Musculoskeletal and connective tissue disorders.
Common: leg swelling, muscle cramps.
Uncommon: arthralgia, myalgia, back pain.
Renal and urinary disorders.
Uncommon: urinary disorders, nocturia, increased frequency of urination.
Reproductive system and breast disorders.
Uncommon: impotence, gynecomastia.
General disorders and administration site conditions.
Very common: edema.
Common: fatigue, asthenia.
Uncommon: chest pain, pain, malaise.
Investigations.
Uncommon: weight gain or weight loss.
Rare cases of extrapyramidal syndrome have been reported.
Children.
Amlodipine is well tolerated in children. The adverse reaction profile was similar to that observed in adults. In a study involving 268 children, the most commonly reported adverse reactions were: headache, dizziness, vasodilation, epistaxis, abdominal pain, and asthenia.

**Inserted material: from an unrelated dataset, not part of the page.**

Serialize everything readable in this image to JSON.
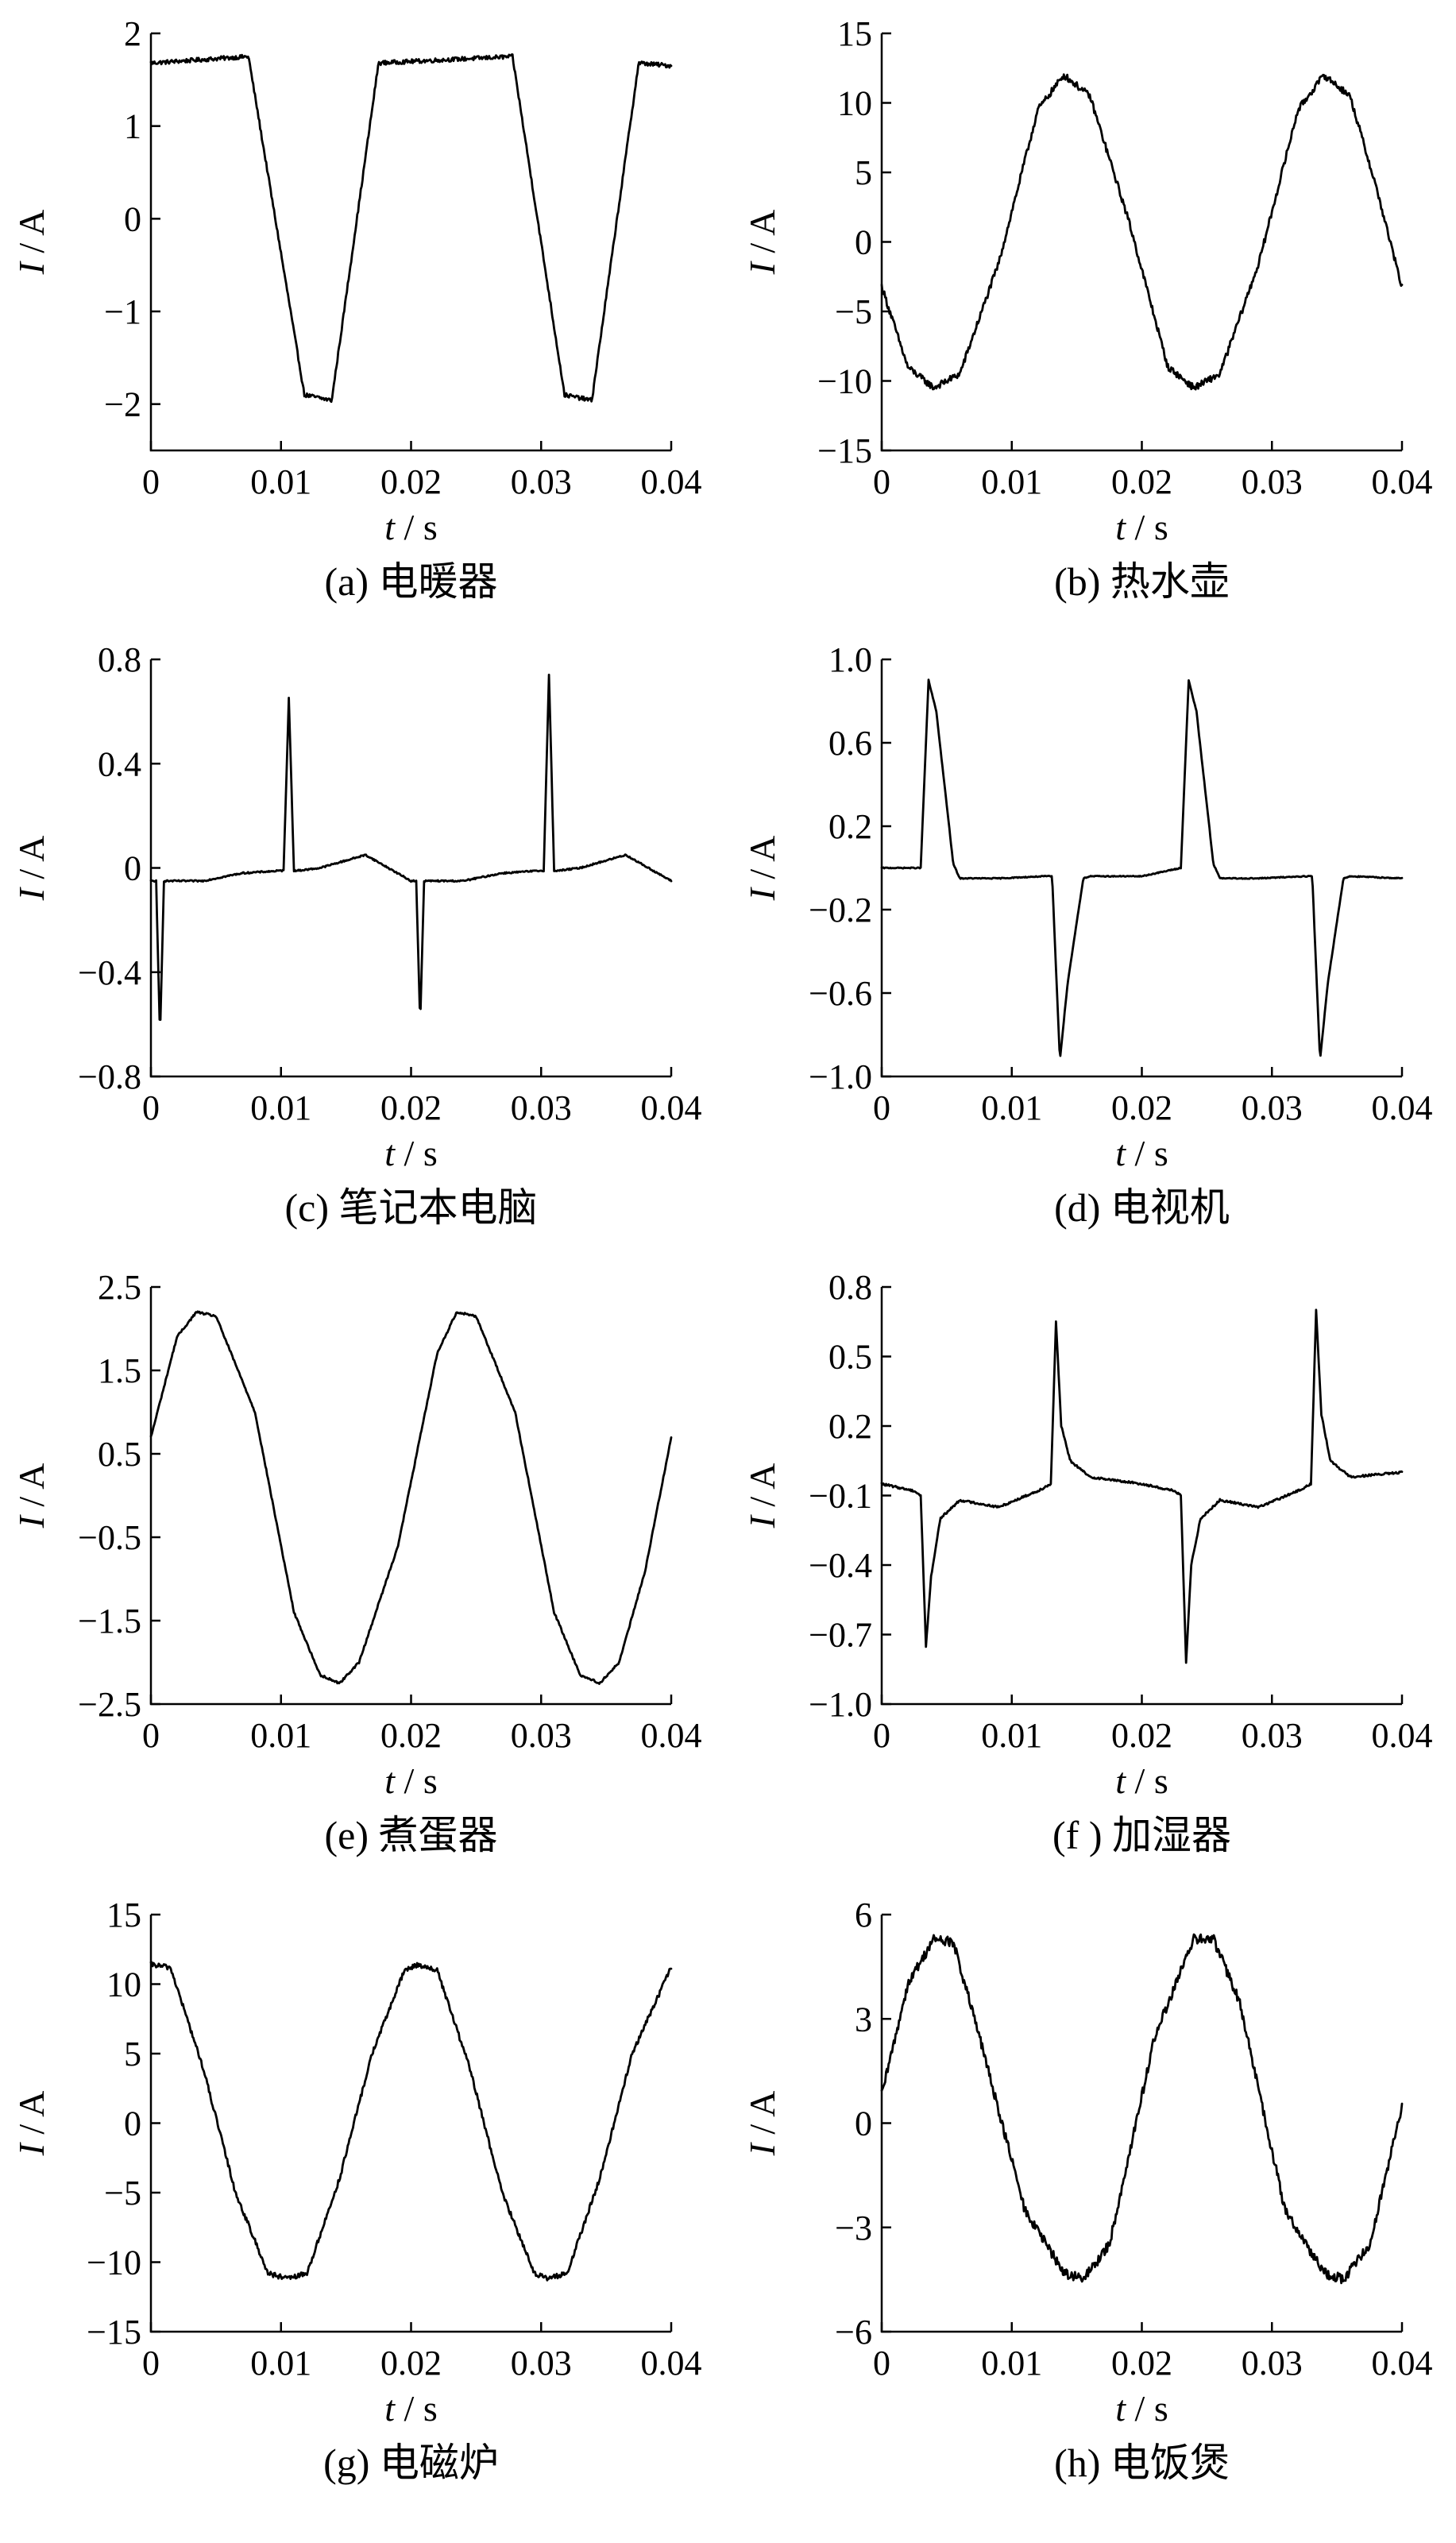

Most adverse reactions were mild or moderate in severity. Severe adverse reactions (mainly headache) occurred in 7.2% of patients receiving 2.5 mg amlodipine, in 4.5% receiving 5 mg amlodipine, and in 4.6% in the placebo group. The most common reason for withdrawal from the study was uncontrolled hypertension. No withdrawals were due to laboratory test abnormalities. No clinically significant changes in pulse rate were observed.
Reporting of suspected adverse reactions.
Reporting suspected adverse reactions after medicine authorization is important. It allows continuous monitoring of the benefit-risk balance of the medicine. Healthcare professionals should report any suspected adverse reactions in accordance with national regulatory requirements.
Shelf life.
3 years.
Do not use the medicine after the expiry date stated on the packaging.
Storage conditions.
Store in the original packaging at a temperature not exceeding 25 °C. Keep out of the reach and sight of children.
Packaging.
10 tablets in a blister. 1 or 2 blisters per carton.
Prescription status.
Prescription only.
Manufacturer.
JSC "Farmak".
Manufacturer's name and address.
74, Kyrylivska Street, Kyiv, 04080, Ukraine.